The development of vaccines gives some light at the end of the pandemic tunnel. And Biden will take office on Jan. 20, reflecting the election’s legitimate result. Trump, once out of office, will have less of a platform for incitement.
But none of that is likely to neutralize the toxins that have been running through American public life in recent years.
At times during 2020, those toxins seemed to be growing stronger all the time.

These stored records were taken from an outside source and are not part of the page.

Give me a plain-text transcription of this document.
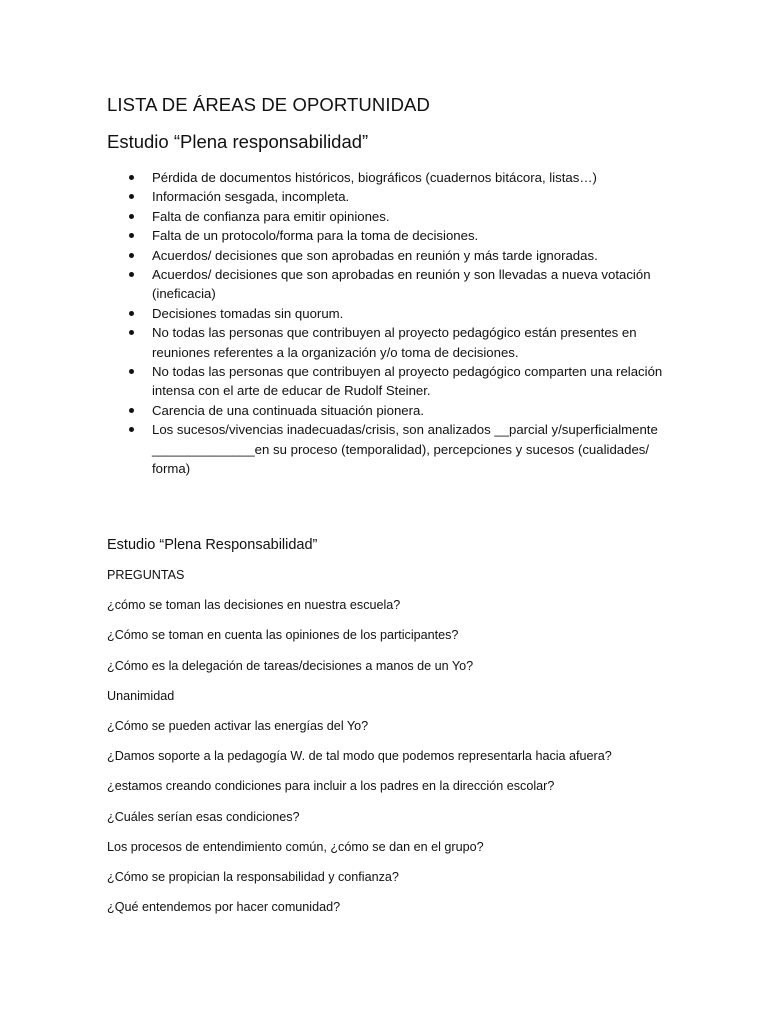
LISTA DE ÁREAS DE OPORTUNIDAD
Estudio “Plena responsabilidad”
Pérdida de documentos históricos, biográficos (cuadernos bitácora, listas…)
Información sesgada, incompleta.
Falta de confianza para emitir opiniones.
Falta de un protocolo/forma para la toma de decisiones.
Acuerdos/ decisiones que son aprobadas en reunión y más tarde ignoradas.
Acuerdos/ decisiones que son aprobadas en reunión y son llevadas a nueva votación (ineficacia)
Decisiones tomadas sin quorum.
No todas las personas que contribuyen al proyecto pedagógico están presentes en reuniones referentes a la organización y/o toma de decisiones.
No todas las personas que contribuyen al proyecto pedagógico comparten una relación intensa con el arte de educar de Rudolf Steiner.
Carencia de una continuada situación pionera.
Los sucesos/vivencias inadecuadas/crisis, son analizados __parcial y/superficialmente ______________en su proceso (temporalidad), percepciones y sucesos (cualidades/ forma)
Estudio “Plena Responsabilidad”

PREGUNTAS

¿cómo se toman las decisiones en nuestra escuela?

¿Cómo se toman en cuenta las opiniones de los participantes?

¿Cómo es la delegación de tareas/decisiones a manos de un Yo?

Unanimidad

¿Cómo se pueden activar las energías del Yo?

¿Damos soporte a la pedagogía W. de tal modo que podemos representarla hacia afuera?

¿estamos creando condiciones para incluir a los padres en la dirección escolar?

¿Cuáles serían esas condiciones?

Los procesos de entendimiento común, ¿cómo se dan en el grupo?

¿Cómo se propician la responsabilidad y confianza?

¿Qué entendemos por hacer comunidad?
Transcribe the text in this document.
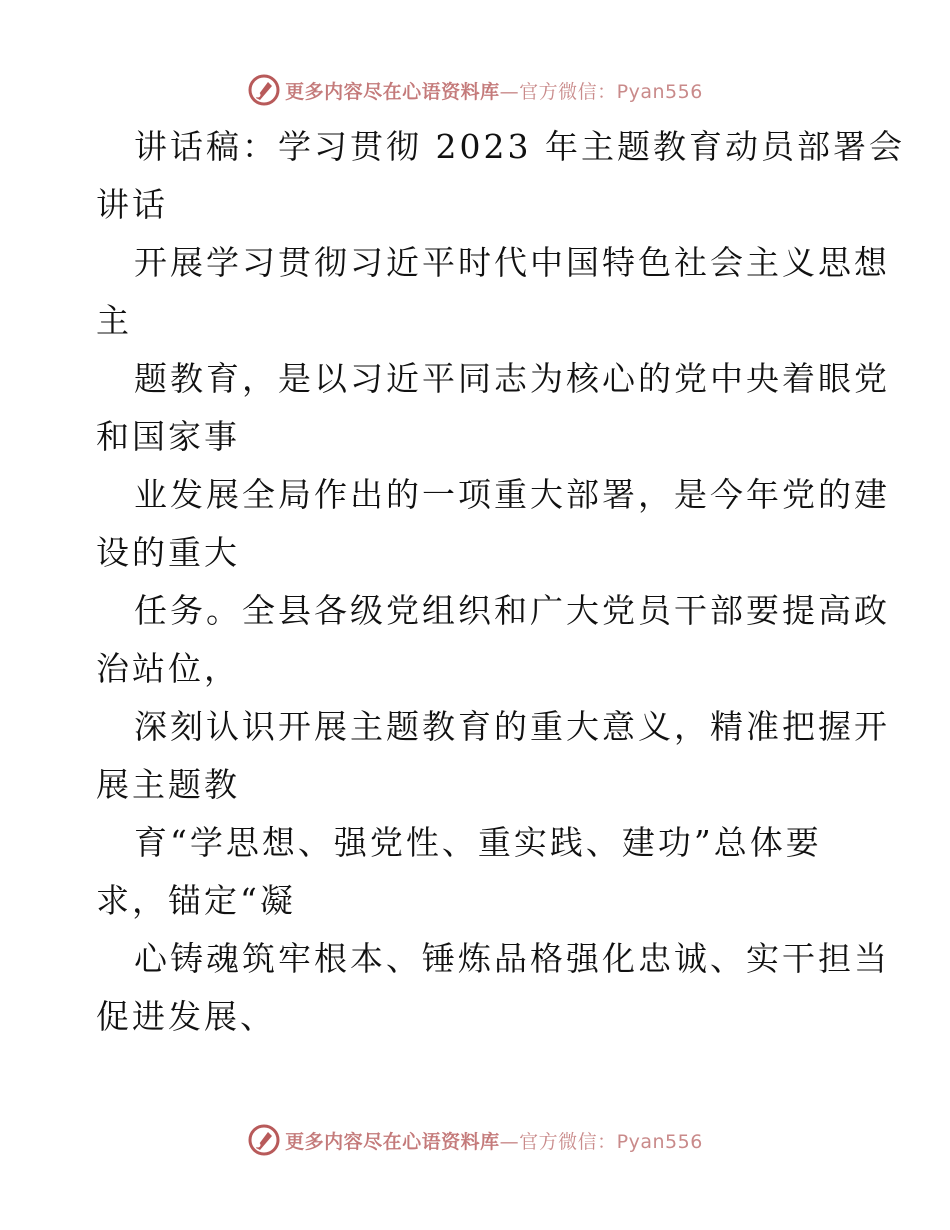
更多内容尽在心语资料库—官方微信：Pyan556
讲话稿：学习贯彻 2023 年主题教育动员部署会
讲话
开展学习贯彻习近平时代中国特色社会主义思想
主
题教育，是以习近平同志为核心的党中央着眼党
和国家事
业发展全局作出的一项重大部署，是今年党的建
设的重大
任务。全县各级党组织和广大党员干部要提高政
治站位，
深刻认识开展主题教育的重大意义，精准把握开
展主题教
育“学思想、强党性、重实践、建功”总体要
求，锚定“凝
心铸魂筑牢根本、锤炼品格强化忠诚、实干担当
促进发展、
更多内容尽在心语资料库—官方微信：Pyan556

In October, 13 men were charged in an alleged plot to kidnap Michigan Gov. Gretchen Whitmer (D). In the aftermath of the election, armed protesters gathered outside the home of Michigan Secretary of State Joelyn Benson (D). Georgia’s secretary of state, Republican Brad Raffensperger, was also threatened.
“You have people who are really emotionally spun up — and what is sad is that people have been spinning them up with a lot of misinformation, disinformation and outright lies,” Raffensperger told The Hill in early December.
But that pattern — of fear, fractiousness and outright intimidation — continued right into year’s end.
Christmas Day saw a bombing in Nashville, Tenn., the motivations for which remain unclear.
On Wednesday, New Hampshire Gov. Chris Sununu, a Republican, announced that he was canceling his outdoor inauguration ceremony, set for January.
“For weeks, armed protesters have increasingly become more aggressive, targeting my family, protesting outside my private residence, and trespassing on my property,” Sununu said in a statement. “An outdoor public ceremony simply brings too much risk.”
The Memo is a reported column by Niall Stanage.